Генриетта тем временем принялась отсчитывать сдачу в своей сумочке.

— Мне никогда не хочется разбивать купюру, без которой можно обойтись, — заметила она, возвращая Святую Деву на руки Анджеле; — но я тоже хочу одну из таких курочек, — и она бросилась за зазывалой. Мгновение спустя она появилась из толпы с маленькой коричневой коробкой под мышкой, и мы втроем продолжили путь на запад по Бликер-стрит, оставив крошку Анджелу на углу улицы, которая вела к детскому саду, где она заберет своего ребенка и отнесет домой.

— Это была «роковая свадьба» по всем правилам, верно? — заметила я, провожая глазами маленькую фигурку.

Но моя спутница не обратила никакого внимания на мою попытку сострить, если вообще расслышала реплику. Она казалась погруженной в глубокую задумчивость, и я несколько раз ловила ее на том, как она украдкой косилась на меня. У меня уже начали закрадываться некоторые сомнения насчет темпераментной пригодности моей странной «ученицы» и новообретенной подруги в качестве постоянного сожителя, с которым изо дня в день придется делить кров и пищу. И это чувство росло с каждым пройденным кварталом, ибо вскоре я обнаружила, что изучаю Генриетту с тем же скрытным выражением, с каким она, судя по всему, изучала меня.
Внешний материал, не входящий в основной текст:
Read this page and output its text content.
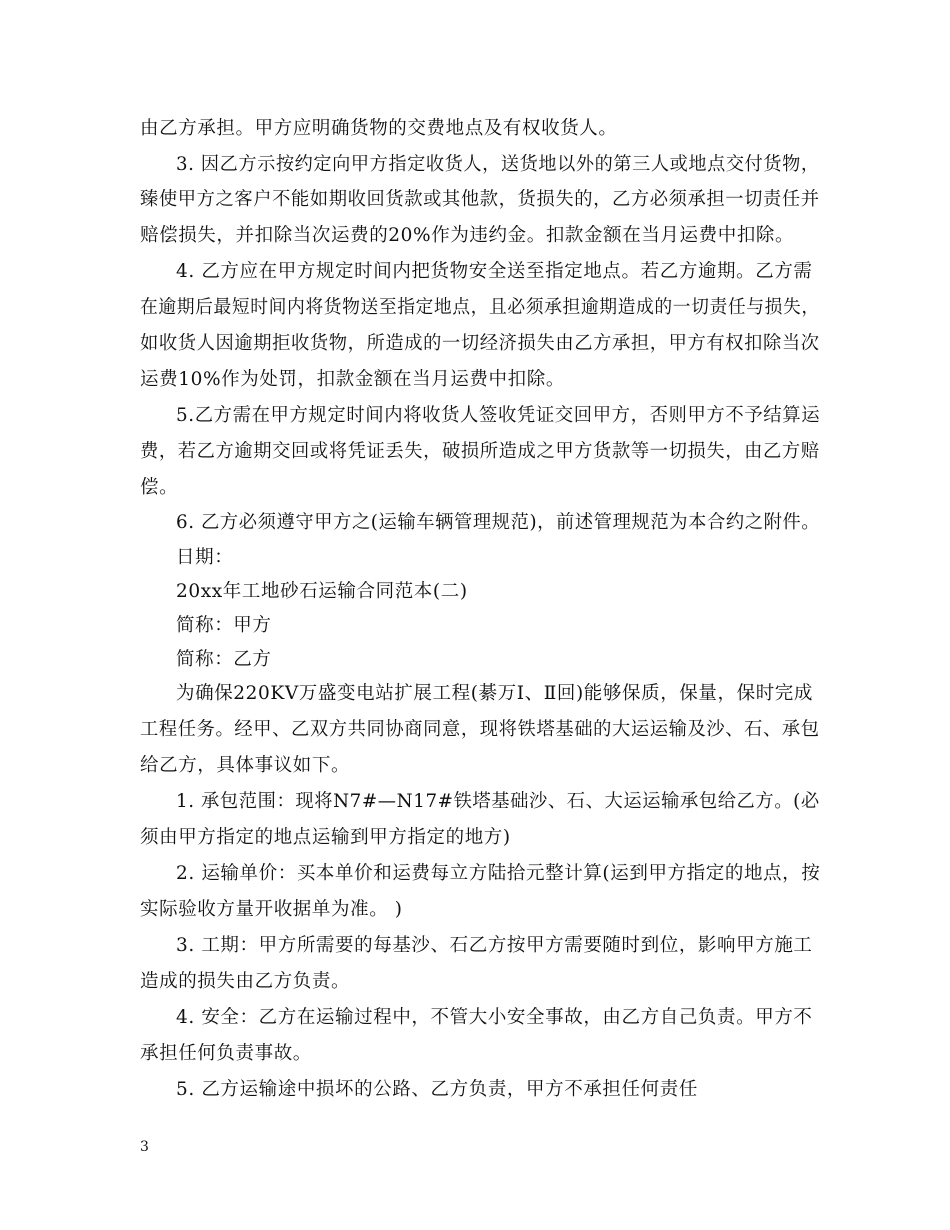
由乙方承担。甲方应明确货物的交费地点及有权收货人。
3. 因乙方示按约定向甲方指定收货人，送货地以外的第三人或地点交付货物，
臻使甲方之客户不能如期收回货款或其他款，货损失的，乙方必须承担一切责任并
赔偿损失，并扣除当次运费的20%作为违约金。扣款金额在当月运费中扣除。
4. 乙方应在甲方规定时间内把货物安全送至指定地点。若乙方逾期。乙方需
在逾期后最短时间内将货物送至指定地点，且必须承担逾期造成的一切责任与损失，
如收货人因逾期拒收货物，所造成的一切经济损失由乙方承担，甲方有权扣除当次
运费10%作为处罚，扣款金额在当月运费中扣除。
5.乙方需在甲方规定时间内将收货人签收凭证交回甲方，否则甲方不予结算运
费，若乙方逾期交回或将凭证丢失，破损所造成之甲方货款等一切损失，由乙方赔
偿。
6. 乙方必须遵守甲方之(运输车辆管理规范)，前述管理规范为本合约之附件。
日期：
20xx年工地砂石运输合同范本(二)
简称：甲方
简称：乙方
为确保220KV万盛变电站扩展工程(綦万Ⅰ、Ⅱ回)能够保质，保量，保时完成
工程任务。经甲、乙双方共同协商同意，现将铁塔基础的大运运输及沙、石、承包
给乙方，具体事议如下。
1. 承包范围：现将N7#—N17#铁塔基础沙、石、大运运输承包给乙方。(必
须由甲方指定的地点运输到甲方指定的地方)
2. 运输单价：买本单价和运费每立方陆拾元整计算(运到甲方指定的地点，按
实际验收方量开收据单为准。 )
3. 工期：甲方所需要的每基沙、石乙方按甲方需要随时到位，影响甲方施工
造成的损失由乙方负责。
4. 安全：乙方在运输过程中，不管大小安全事故，由乙方自己负责。甲方不
承担任何负责事故。
5. 乙方运输途中损坏的公路、乙方负责，甲方不承担任何责任
3
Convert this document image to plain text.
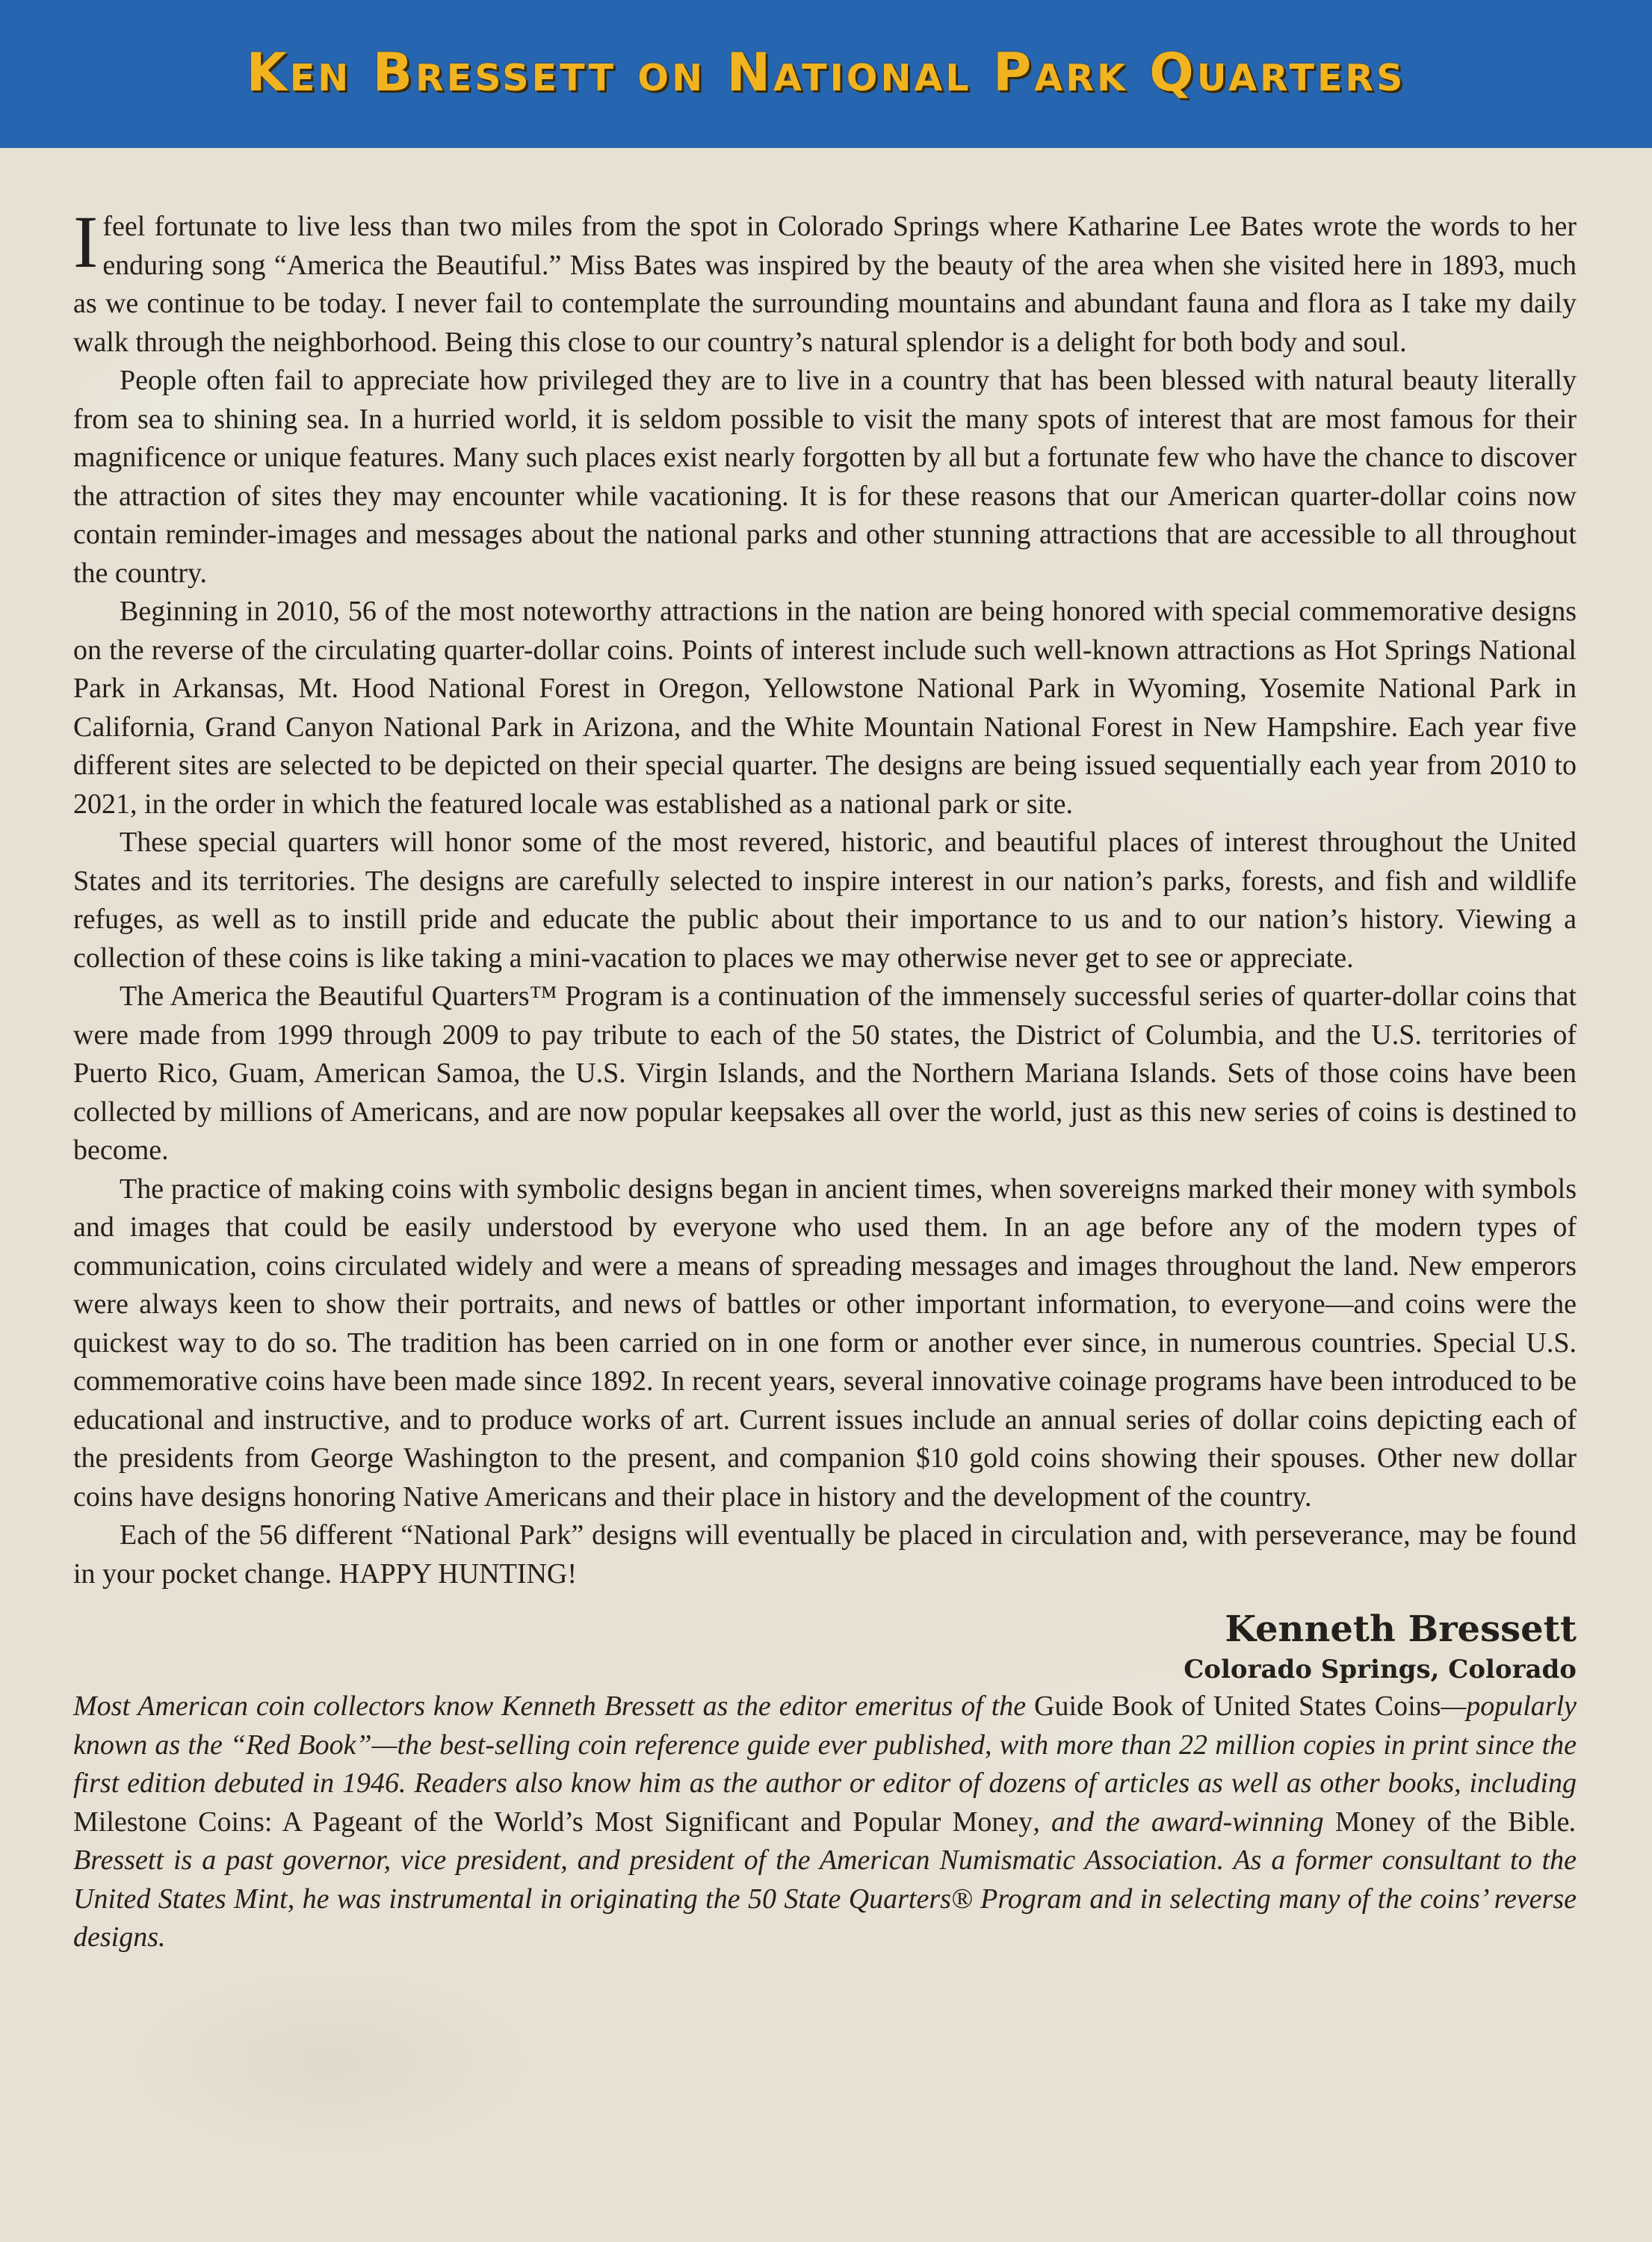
Ken Bressett on National Park Quarters

I feel fortunate to live less than two miles from the spot in Colorado Springs where Katharine Lee Bates wrote the words to her enduring song “America the Beautiful.” Miss Bates was inspired by the beauty of the area when she visited here in 1893, much as we continue to be today. I never fail to contemplate the surrounding mountains and abundant fauna and flora as I take my daily walk through the neighborhood. Being this close to our country’s natural splendor is a delight for both body and soul.

People often fail to appreciate how privileged they are to live in a country that has been blessed with natural beauty literally from sea to shining sea. In a hurried world, it is seldom possible to visit the many spots of interest that are most famous for their magnificence or unique features. Many such places exist nearly forgotten by all but a fortunate few who have the chance to discover the attraction of sites they may encounter while vacationing. It is for these reasons that our American quarter-dollar coins now contain reminder-images and messages about the national parks and other stunning attractions that are accessible to all throughout the country.

Beginning in 2010, 56 of the most noteworthy attractions in the nation are being honored with special commemorative designs on the reverse of the circulating quarter-dollar coins. Points of interest include such well-known attractions as Hot Springs National Park in Arkansas, Mt. Hood National Forest in Oregon, Yellowstone National Park in Wyoming, Yosemite National Park in California, Grand Canyon National Park in Arizona, and the White Mountain National Forest in New Hampshire. Each year five different sites are selected to be depicted on their special quarter. The designs are being issued sequentially each year from 2010 to 2021, in the order in which the featured locale was established as a national park or site.

These special quarters will honor some of the most revered, historic, and beautiful places of interest throughout the United States and its territories. The designs are carefully selected to inspire interest in our nation’s parks, forests, and fish and wildlife refuges, as well as to instill pride and educate the public about their importance to us and to our nation’s history. Viewing a collection of these coins is like taking a mini-vacation to places we may otherwise never get to see or appreciate.

The America the Beautiful Quarters™ Program is a continuation of the immensely successful series of quarter-dollar coins that were made from 1999 through 2009 to pay tribute to each of the 50 states, the District of Columbia, and the U.S. territories of Puerto Rico, Guam, American Samoa, the U.S. Virgin Islands, and the Northern Mariana Islands. Sets of those coins have been collected by millions of Americans, and are now popular keepsakes all over the world, just as this new series of coins is destined to become.

The practice of making coins with symbolic designs began in ancient times, when sovereigns marked their money with symbols and images that could be easily understood by everyone who used them. In an age before any of the modern types of communication, coins circulated widely and were a means of spreading messages and images throughout the land. New emperors were always keen to show their portraits, and news of battles or other important information, to everyone—and coins were the quickest way to do so. The tradition has been carried on in one form or another ever since, in numerous countries. Special U.S. commemorative coins have been made since 1892. In recent years, several innovative coinage programs have been introduced to be educational and instructive, and to produce works of art. Current issues include an annual series of dollar coins depicting each of the presidents from George Washington to the present, and companion $10 gold coins showing their spouses. Other new dollar coins have designs honoring Native Americans and their place in history and the development of the country.

Each of the 56 different “National Park” designs will eventually be placed in circulation and, with perseverance, may be found in your pocket change. HAPPY HUNTING!

Kenneth Bressett
Colorado Springs, Colorado

Most American coin collectors know Kenneth Bressett as the editor emeritus of the Guide Book of United States Coins—popularly known as the “Red Book”—the best-selling coin reference guide ever published, with more than 22 million copies in print since the first edition debuted in 1946. Readers also know him as the author or editor of dozens of articles as well as other books, including Milestone Coins: A Pageant of the World’s Most Significant and Popular Money, and the award-winning Money of the Bible. Bressett is a past governor, vice president, and president of the American Numismatic Association. As a former consultant to the United States Mint, he was instrumental in originating the 50 State Quarters® Program and in selecting many of the coins’ reverse designs.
Наконец, когда праздничное веселье и солнце Бликер-стрит сменились темной, зловонной улочкой, она выпалила со злостью:

— Упаси бог, чтобы ты не оказалась такой же, как моя прежняя соседка по комнате!

— Почему? Что она сделала?

— С ума сошла, — последовал лаконичный ответ, и она вздрогнула, сильнее запахнув старую пелерину для гольфа на плечах; ибо сырость темных молчаливых многоквартирных домов по обе стороны, казалось, пробирала до мозга костей. Что-то в ее манере словно говорило: «Не задавай больше вопросов», но тем не менее я продолжила тему.

— Сошла с ума! Как это?

— Откуда я знаю; она просто вмиг чокнулась. Пришла к Спрингеру однажды прямо как ты и говорит, мол, хочет найти дешевый пансион; и вроде пала духом, и пошла со мной домой; а среди ночи я вдруг просыпаюсь оттого, что она орет и вытворяет что-то жуткое, я сбегала вниз и позвала макаронницу из подвала, а ее мужик побежал за полицией. Ее забрали в участок на автозаке, а на следующий день сказали, что она того — совсем свихнулась, и теперь она в сумасшедшем доме там на Острове.

— На каком острове? — спросила я не из желания узнать эту второстепенную деталь, а потому, что была слишком растеряна в тот момент, чтобы сказать что-то еще. Генриетте же этот вопрос показался верхом бессмысленности, и она довольно раздраженно заметила:

— Да просто на Остров, куда ссылают всех психов, пьянчуг, воров с убийцами и тех, у кого оспа.

— Боже правый! Какое ужасное место должно быть! — воскликнула я. — И бедняжка отправилась туда?

— Туда она и отправилась — послушай, скажи мне честно, ты ведь сбежала?

— Сбежала! Откуда?

— Сбежала из дома — ну признайся?

— Помилуй бог, нет! Что за глупая мысль пришла тебе в голову? — смеясь, спросила я.

— Фанни Харли.

— Кто такая Фанни Харли?

— Это девчонка, которую увезли в сумасшедший дом.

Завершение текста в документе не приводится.